Many rabbis of the same name served as Nasi or Prince.
Although Rabban Gamaliel I is sometimes referred to as "the Elder," he is often referred to simply as Rabban Gamaliel, making it difficult to know whether a source refers to him or to his grandson, Gamaliel II. With regard to extra-Talmudic sources, there is only a single reference to Gamaliel I in the New Testament (Acts 22:3) where he is said to have been Paul's teacher. All this only goes to show how difficult it is for the historian of Talmudic times who attempts to use sources compiled later for a reconstruction of events in an earlier period.
Echoes are also to be found of the close relationship between the princes and the Romans. It is said, for instance, that many young men of the house of Rabban Gamaliel studied "Greek wisdom" (Sotah 49b), a statement that was much discussed in the medieval debates on the study of philosophy.
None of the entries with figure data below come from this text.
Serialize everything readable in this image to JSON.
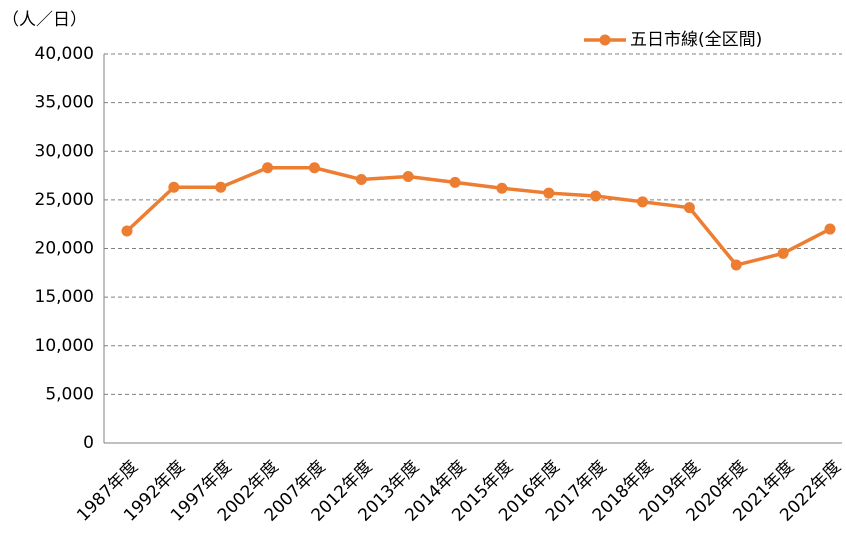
{
  "chart_data": {
    "type": "line",
    "y_axis_label": "（人／日）",
    "categories": [
      "1987年度",
      "1992年度",
      "1997年度",
      "2002年度",
      "2007年度",
      "2012年度",
      "2013年度",
      "2014年度",
      "2015年度",
      "2016年度",
      "2017年度",
      "2018年度",
      "2019年度",
      "2020年度",
      "2021年度",
      "2022年度"
    ],
    "series": [
      {
        "name": "五日市線(全区間)",
        "color": "#ed7d31",
        "values": [
          21800,
          26300,
          26300,
          28300,
          28300,
          27100,
          27400,
          26800,
          26200,
          25700,
          25400,
          24800,
          24200,
          18300,
          19500,
          22000
        ]
      }
    ],
    "ylim": [
      0,
      40000
    ],
    "yticks": [
      0,
      {
        "value": 5000,
        "label": "5,000"
      },
      {
        "value": 10000,
        "label": "10,000"
      },
      {
        "value": 15000,
        "label": "15,000"
      },
      {
        "value": 20000,
        "label": "20,000"
      },
      {
        "value": 25000,
        "label": "25,000"
      },
      {
        "value": 30000,
        "label": "30,000"
      },
      {
        "value": 35000,
        "label": "35,000"
      },
      {
        "value": 40000,
        "label": "40,000"
      }
    ],
    "grid": true,
    "legend": "top-right"
  }
}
Gamaliel is also said to have bathed in a bath-house in which there was a statue of Aphrodite (Mishnah Avodah Zarah 3:4), which practice he defended on the grounds that the statue was purely decorative and in no way dedicated to the goddess.
There is also an account of Rabban Gamaliel, Rabbi Joshua, and other Rabbis visiting Rome. Especially interesting in this connection are the Talmudic tales, largely legendary, of the close friendship between Rabbi Judah the Prince and "Antoninus," though it is none too clear which Roman emperor is referred to by this name in these tales.